I would like to know this as well... In my case, will it make using the 5k more fluid? Sometimes with the 450, even expose framerate is jagged... Would 460 speed this up?
I don't think it will. However, if someone knows better, I would be interested to know.
From what I've learned, the only major lag on modern Macs these days is in Mission Control. And this is almost certainly not GPU related. When you see lag, it usually occurs only the first time - repeat the MC animation and the second time it's smooth (if it was GPU related, it would lag then as well). The reason for this lag is pulling the current state of apps or something - and it happens when you have lots of apps open.

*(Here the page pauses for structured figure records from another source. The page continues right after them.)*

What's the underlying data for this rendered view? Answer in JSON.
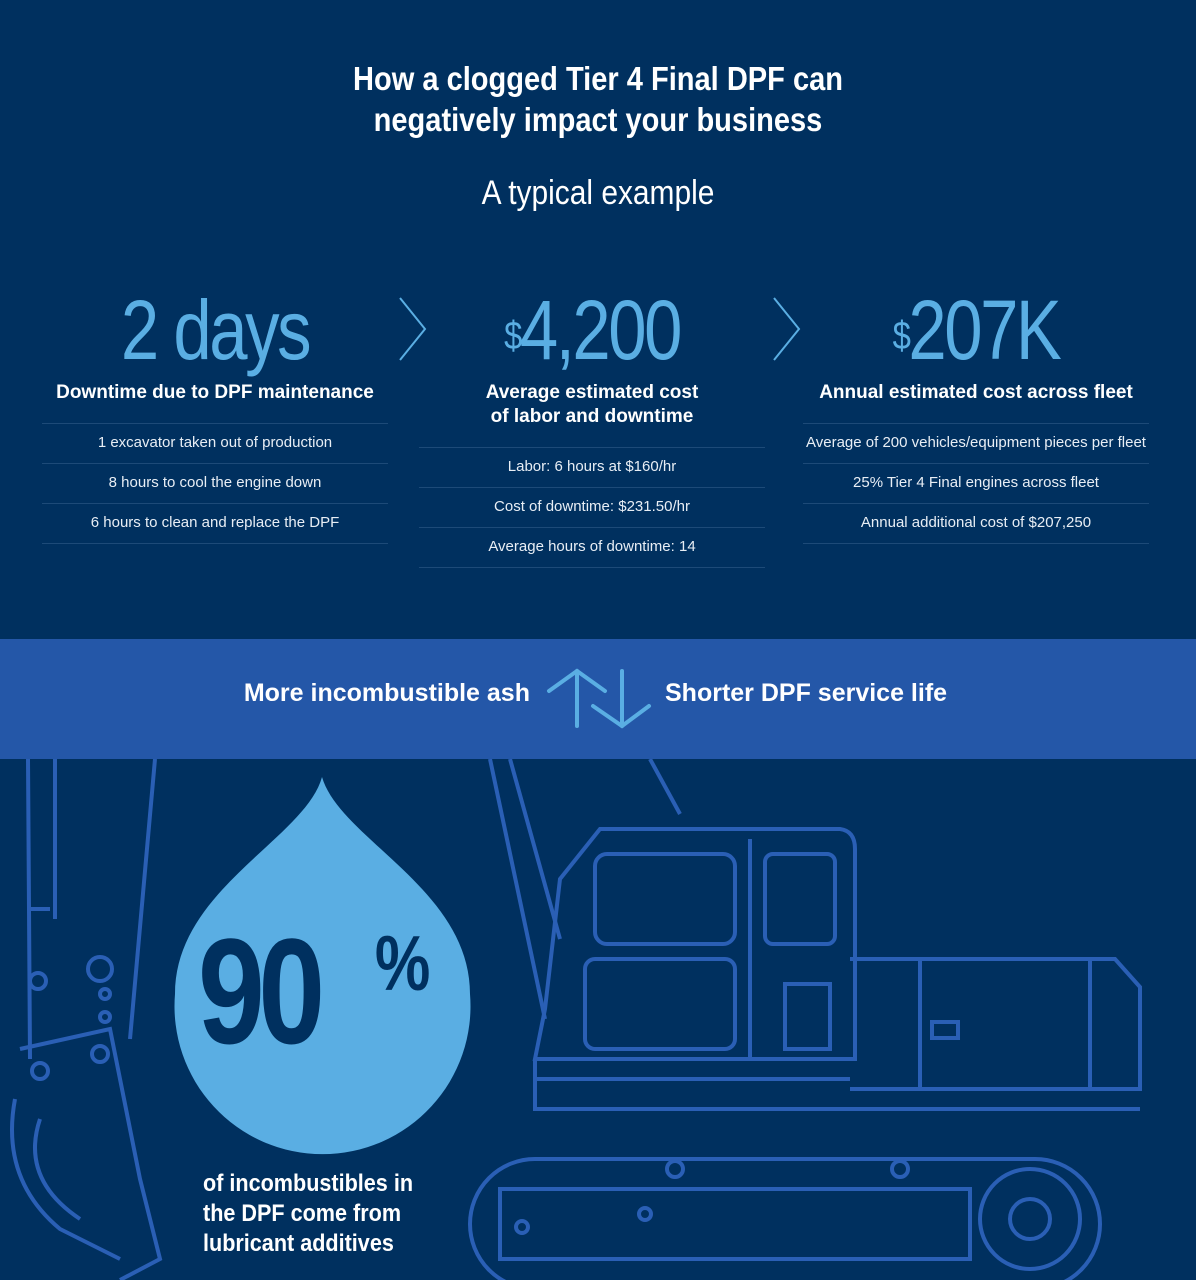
{
  "header": {
    "title_line1": "How a clogged Tier 4 Final DPF can",
    "title_line2": "negatively impact your business",
    "subtitle": "A typical example"
  },
  "columns": [
    {
      "value": "2 days",
      "label": "Downtime due to DPF maintenance",
      "items": [
        "1 excavator taken out of production",
        "8 hours to cool the engine down",
        "6 hours to clean and replace the DPF"
      ]
    },
    {
      "currency": "$",
      "value": "4,200",
      "label_line1": "Average estimated cost",
      "label_line2": "of labor and downtime",
      "items": [
        "Labor: 6 hours at $160/hr",
        "Cost of downtime: $231.50/hr",
        "Average hours of downtime: 14"
      ]
    },
    {
      "currency": "$",
      "value": "207K",
      "label": "Annual estimated cost across fleet",
      "items": [
        "Average of 200 vehicles/equipment pieces per fleet",
        "25% Tier 4 Final engines across fleet",
        "Annual additional cost of $207,250"
      ]
    }
  ],
  "band": {
    "left": "More incombustible ash",
    "right": "Shorter DPF service life",
    "icon": "up-down-arrows-icon"
  },
  "stat": {
    "value": "90",
    "unit": "%",
    "caption_line1": "of incombustibles in",
    "caption_line2": "the DPF come from",
    "caption_line3": "lubricant additives"
  },
  "colors": {
    "background": "#00305f",
    "accent": "#5aaee3",
    "band": "#2457a8",
    "outline": "#2a5fb5"
  }
}
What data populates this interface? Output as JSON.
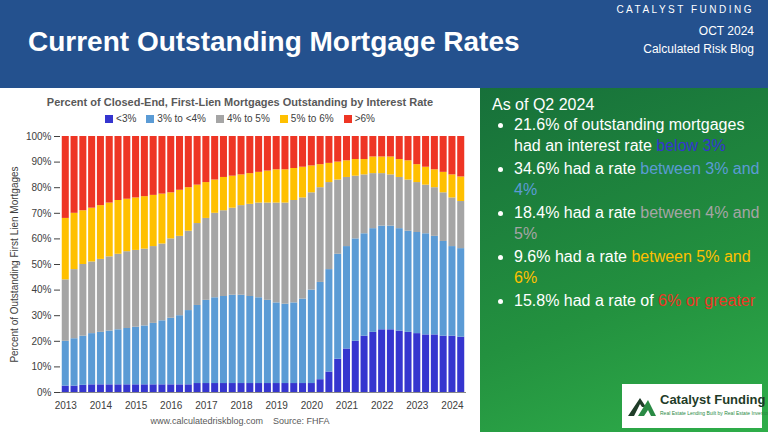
{
  "header": {
    "title": "Current Outstanding Mortgage Rates",
    "brand": "CATALYST FUNDING",
    "date": "OCT 2024",
    "credit": "Calculated Risk Blog"
  },
  "chart_data": {
    "type": "bar",
    "stacked": true,
    "title": "Percent of Closed-End, First-Lien Mortgages Outstanding by Interest Rate",
    "y_label": "Percent of Outstanding First Lien Mortgages",
    "source": "www.calculatedriskblog.com",
    "source_note": "Source: FHFA",
    "legend": "top",
    "grid": false,
    "categories": [
      "2013",
      null,
      null,
      null,
      "2014",
      null,
      null,
      null,
      "2015",
      null,
      null,
      null,
      "2016",
      null,
      null,
      null,
      "2017",
      null,
      null,
      null,
      "2018",
      null,
      null,
      null,
      "2019",
      null,
      null,
      null,
      "2020",
      null,
      null,
      null,
      "2021",
      null,
      null,
      null,
      "2022",
      null,
      null,
      null,
      "2023",
      null,
      null,
      null,
      "2024",
      null
    ],
    "ylim": [
      0,
      100
    ],
    "yticks": [
      {
        "value": 0,
        "label": "0%"
      },
      {
        "value": 10,
        "label": "10%"
      },
      {
        "value": 20,
        "label": "20%"
      },
      {
        "value": 30,
        "label": "30%"
      },
      {
        "value": 40,
        "label": "40%"
      },
      {
        "value": 50,
        "label": "50%"
      },
      {
        "value": 60,
        "label": "60%"
      },
      {
        "value": 70,
        "label": "70%"
      },
      {
        "value": 80,
        "label": "80%"
      },
      {
        "value": 90,
        "label": "90%"
      },
      {
        "value": 100,
        "label": "100%"
      }
    ],
    "series": [
      {
        "name": "<3%",
        "color": "#3535cf",
        "values": [
          2.5,
          2.5,
          2.8,
          3,
          3,
          3,
          3,
          3,
          3,
          3,
          3,
          3,
          3,
          3,
          3,
          3.5,
          3.5,
          3.5,
          3.5,
          3.5,
          3.5,
          3.5,
          3.5,
          3.5,
          3.5,
          3.5,
          3.5,
          3.5,
          3.5,
          5,
          8,
          13,
          17,
          20,
          22,
          23.5,
          24.5,
          24.5,
          24,
          23.5,
          23,
          22.5,
          22.5,
          22,
          22,
          21.6
        ]
      },
      {
        "name": "3% to <4%",
        "color": "#5b9bd5",
        "values": [
          17.5,
          18.5,
          19.2,
          20,
          20.5,
          21,
          21.5,
          22,
          22.5,
          23,
          24,
          25,
          26,
          27,
          29,
          30.5,
          32.5,
          33.5,
          34,
          34.5,
          34.5,
          34,
          33.5,
          32.5,
          31.5,
          31,
          31.5,
          33,
          36.5,
          38,
          40,
          41,
          40,
          40,
          40,
          40.5,
          40.5,
          40.5,
          40,
          39.5,
          39.5,
          39.5,
          38.5,
          37,
          35,
          34.6
        ]
      },
      {
        "name": "4% to 5%",
        "color": "#a5a5a5",
        "values": [
          24,
          27,
          28,
          28,
          28.5,
          29,
          29.5,
          30,
          30,
          30,
          30,
          30,
          31,
          31,
          31,
          32,
          32,
          33,
          33.5,
          34,
          35,
          36,
          37,
          38,
          39,
          39.5,
          40,
          39.5,
          38,
          37,
          34,
          29,
          27,
          24.5,
          23,
          21.5,
          20.5,
          20,
          20,
          20,
          19.5,
          19,
          19,
          19,
          19,
          18.4
        ]
      },
      {
        "name": "5% to 6%",
        "color": "#ffc000",
        "values": [
          24,
          22,
          21,
          21,
          21,
          21,
          21,
          20.5,
          20.5,
          20.5,
          20,
          19.5,
          18,
          18,
          17,
          15,
          14,
          13,
          13,
          12.5,
          12,
          12,
          12,
          12.5,
          13,
          13,
          12.5,
          12,
          10.5,
          9,
          7.5,
          7,
          6.5,
          6.5,
          6,
          6.5,
          6.5,
          7,
          7,
          7.5,
          7,
          7,
          7,
          8,
          9,
          9.6
        ]
      },
      {
        "name": ">6%",
        "color": "#ee3524",
        "values": [
          32,
          30,
          29,
          28,
          27,
          26,
          25,
          24.5,
          24,
          23.5,
          23,
          22.5,
          22,
          21,
          20,
          19,
          18,
          17,
          16,
          15.5,
          15,
          14.5,
          14,
          13.5,
          13,
          13,
          12.5,
          12,
          11.5,
          11,
          10.5,
          10,
          9.5,
          9,
          9,
          8,
          8,
          8,
          9,
          9.5,
          11,
          12,
          13,
          14,
          15,
          15.8
        ]
      }
    ]
  },
  "panel": {
    "heading": "As of Q2 2024",
    "bullets": [
      {
        "text": "21.6% of outstanding mortgages had an interest rate ",
        "highlight": "below 3%"
      },
      {
        "text": "34.6% had a rate ",
        "highlight": "between 3% and 4%"
      },
      {
        "text": "18.4% had a rate ",
        "highlight": "between 4% and 5%"
      },
      {
        "text": "9.6% had a rate ",
        "highlight": "between 5% and 6%"
      },
      {
        "text": "15.8% had a rate of ",
        "highlight": "6% or greater"
      }
    ]
  },
  "logo": {
    "name": "Catalyst Funding",
    "tagline": "Real Estate Lending Built by Real Estate Investors"
  }
}
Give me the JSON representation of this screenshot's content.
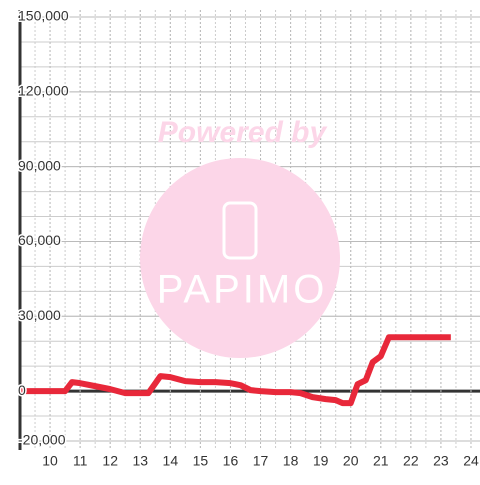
{
  "chart_data": {
    "type": "line",
    "watermark": {
      "top": "Powered by",
      "logo": "PAPIMO"
    },
    "x": [
      9,
      10,
      10.5,
      10.73,
      11,
      11.5,
      12,
      12.5,
      13.27,
      13.67,
      14,
      14.5,
      15,
      15.5,
      16,
      16.33,
      16.67,
      17,
      17.5,
      18,
      18.33,
      18.73,
      19.17,
      19.5,
      19.73,
      20,
      20.23,
      20.5,
      20.73,
      21,
      21.27,
      23.33
    ],
    "series": [
      {
        "color": "#e8283a",
        "values": [
          0,
          0,
          0,
          3600,
          3200,
          2000,
          800,
          -800,
          -800,
          6000,
          5600,
          4000,
          3600,
          3600,
          3200,
          2400,
          400,
          0,
          -400,
          -400,
          -800,
          -2400,
          -3200,
          -3600,
          -4800,
          -4800,
          2800,
          4400,
          11600,
          14000,
          21600,
          21600
        ]
      }
    ],
    "xlim": [
      9,
      24.3
    ],
    "xticks": [
      10,
      11,
      12,
      13,
      14,
      15,
      16,
      17,
      18,
      19,
      20,
      21,
      22,
      23,
      24
    ],
    "ylim": [
      -20000,
      150000
    ],
    "yticks": [
      {
        "value": -20000,
        "label": "-20,000"
      },
      0,
      {
        "value": 30000,
        "label": "30,000"
      },
      {
        "value": 60000,
        "label": "60,000"
      },
      {
        "value": 90000,
        "label": "90,000"
      },
      {
        "value": 120000,
        "label": "120,000"
      },
      {
        "value": 150000,
        "label": "150,000"
      }
    ],
    "ygrid_step": 10000,
    "xgrid_step": 0.5,
    "grid": true
  }
}
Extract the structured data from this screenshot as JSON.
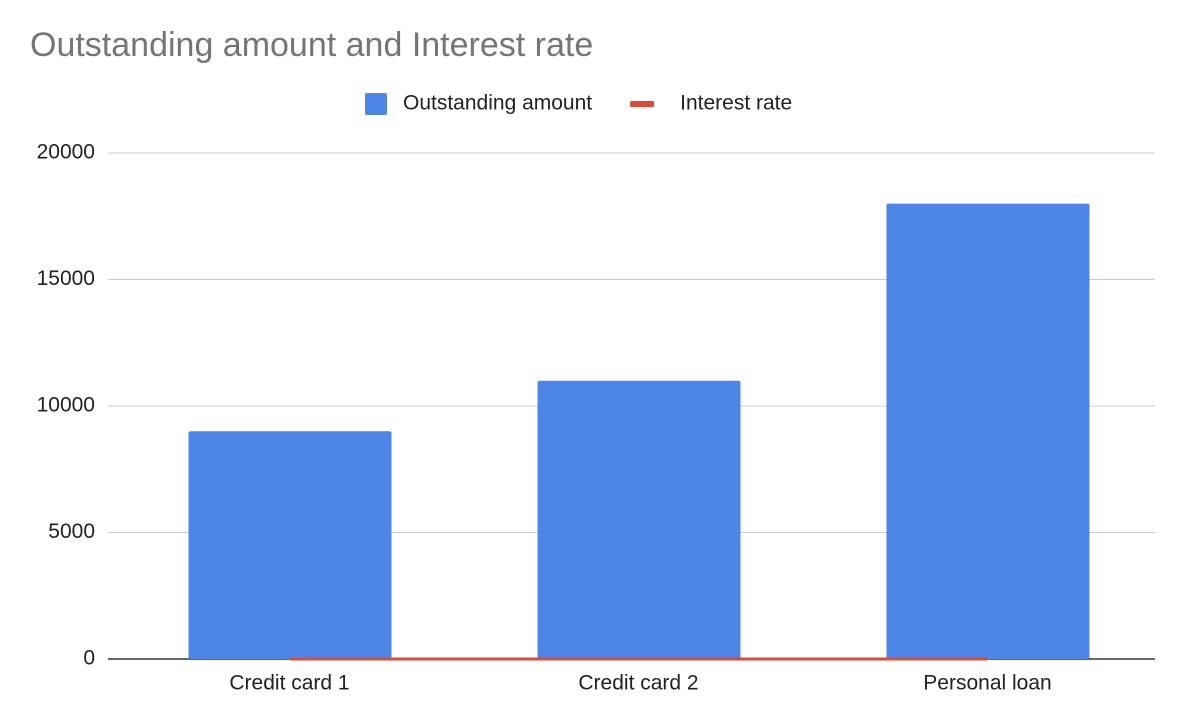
{
  "chart_data": {
    "type": "bar",
    "title": "Outstanding amount and Interest rate",
    "categories": [
      "Credit card 1",
      "Credit card 2",
      "Personal loan"
    ],
    "series": [
      {
        "name": "Outstanding amount",
        "type": "bar",
        "color": "#4e86e8",
        "values": [
          9000,
          11000,
          18000
        ]
      },
      {
        "name": "Interest rate",
        "type": "line",
        "color": "#dc4a38",
        "values": [
          0,
          0,
          0
        ]
      }
    ],
    "ylim": [
      0,
      20000
    ],
    "yticks": [
      0,
      5000,
      10000,
      15000,
      20000
    ],
    "grid": true,
    "legend": "top"
  }
}
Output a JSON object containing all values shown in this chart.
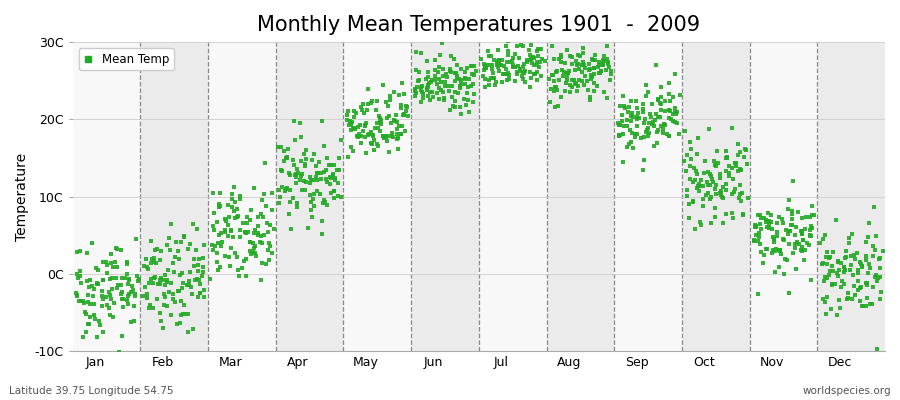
{
  "title": "Monthly Mean Temperatures 1901  -  2009",
  "ylabel": "Temperature",
  "footer_left": "Latitude 39.75 Longitude 54.75",
  "footer_right": "worldspecies.org",
  "legend_label": "Mean Temp",
  "ylim": [
    -10,
    30
  ],
  "yticks": [
    -10,
    0,
    10,
    20,
    30
  ],
  "ytick_labels": [
    "-10C",
    "0C",
    "10C",
    "20C",
    "30C"
  ],
  "months": [
    "Jan",
    "Feb",
    "Mar",
    "Apr",
    "May",
    "Jun",
    "Jul",
    "Aug",
    "Sep",
    "Oct",
    "Nov",
    "Dec"
  ],
  "dot_color": "#22aa22",
  "bg_color": "#ffffff",
  "plot_bg_color": "#ebebeb",
  "alt_band_color": "#f8f8f8",
  "title_fontsize": 15,
  "label_fontsize": 10,
  "tick_fontsize": 9,
  "n_years": 109,
  "monthly_means": [
    -1.8,
    -1.2,
    5.5,
    12.5,
    19.0,
    24.5,
    27.0,
    26.0,
    20.0,
    12.0,
    5.0,
    0.5
  ],
  "monthly_stds": [
    3.2,
    3.2,
    2.8,
    2.8,
    2.2,
    1.8,
    1.5,
    1.8,
    2.2,
    2.5,
    2.5,
    3.0
  ],
  "month_x_centers": [
    0.5,
    1.5,
    2.5,
    3.5,
    4.5,
    5.5,
    6.5,
    7.5,
    8.5,
    9.5,
    10.5,
    11.5
  ],
  "dashed_line_positions": [
    1,
    2,
    3,
    4,
    5,
    6,
    7,
    8,
    9,
    10,
    11
  ]
}
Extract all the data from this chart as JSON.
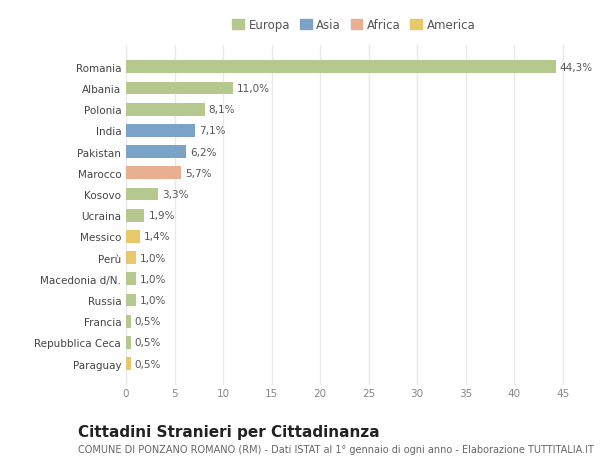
{
  "countries": [
    "Romania",
    "Albania",
    "Polonia",
    "India",
    "Pakistan",
    "Marocco",
    "Kosovo",
    "Ucraina",
    "Messico",
    "Perù",
    "Macedonia d/N.",
    "Russia",
    "Francia",
    "Repubblica Ceca",
    "Paraguay"
  ],
  "values": [
    44.3,
    11.0,
    8.1,
    7.1,
    6.2,
    5.7,
    3.3,
    1.9,
    1.4,
    1.0,
    1.0,
    1.0,
    0.5,
    0.5,
    0.5
  ],
  "labels": [
    "44,3%",
    "11,0%",
    "8,1%",
    "7,1%",
    "6,2%",
    "5,7%",
    "3,3%",
    "1,9%",
    "1,4%",
    "1,0%",
    "1,0%",
    "1,0%",
    "0,5%",
    "0,5%",
    "0,5%"
  ],
  "colors": [
    "#b5c98e",
    "#b5c98e",
    "#b5c98e",
    "#7ba3c8",
    "#7ba3c8",
    "#e8b090",
    "#b5c98e",
    "#b5c98e",
    "#e8c86a",
    "#e8c86a",
    "#b5c98e",
    "#b5c98e",
    "#b5c98e",
    "#b5c98e",
    "#e8c86a"
  ],
  "legend": [
    {
      "label": "Europa",
      "color": "#b5c98e"
    },
    {
      "label": "Asia",
      "color": "#7ba3c8"
    },
    {
      "label": "Africa",
      "color": "#e8b090"
    },
    {
      "label": "America",
      "color": "#e8c86a"
    }
  ],
  "xlim": [
    0,
    47
  ],
  "xticks": [
    0,
    5,
    10,
    15,
    20,
    25,
    30,
    35,
    40,
    45
  ],
  "title": "Cittadini Stranieri per Cittadinanza",
  "subtitle": "COMUNE DI PONZANO ROMANO (RM) - Dati ISTAT al 1° gennaio di ogni anno - Elaborazione TUTTITALIA.IT",
  "bg_color": "#ffffff",
  "grid_color": "#e8e8e8",
  "bar_height": 0.6,
  "label_fontsize": 7.5,
  "tick_fontsize": 7.5,
  "title_fontsize": 11,
  "subtitle_fontsize": 7.0
}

Now, I am unaware of any other lag on Macs - I haven't tried a 4K monitor on my MBP (with Radeon Pro 455) but I doubt there will be any lag, because having the additional screen doesn't mean that the GPU is moving extra 4K pixels at once - you would have to run 2 demanding, full-screen processes on both screens at the same time. I could tell you that adding a 1440p monitor to my iMac 5K or both my MBPs never caused any additional lag (other than the one that was already there - again, Mission Control, especially in Yosemite days)
Also, think about it - your MBP can run 4.... yes FOUR 4K displays at once. Or two 5K displays at once. I mean, if one display created lag, what would be the case with 4 displays?
The only way that adding a second display could make the computer lag more is if it had a significantly larger resolution than the one on your MBP, but even that is not possible because if you use the default scaling on a MBP, it is already rendering the image in 3360x2100 (then downsampling it to native panel resolution), and at "More Space" option it is rendering a full 4K image before downsampling it. And it doesn't lag at that resolution. At least mine doesn't.
Long story short - no, I don't think 460 will make it lag any less with a 4K screen, I think it will be the same. Most of the lag is caused by software. 460 is for GPU demanding stuff like video editing and games, not for UI smoothness. I know a lot of people thinks it is, but, it's not.
I could be wrong, so if anyone here gives a better explanation, I'll be glad to hear it. (Just don't accept those "There are more pixels so that must mean you need a faster GPU" - because that doesn't really apply).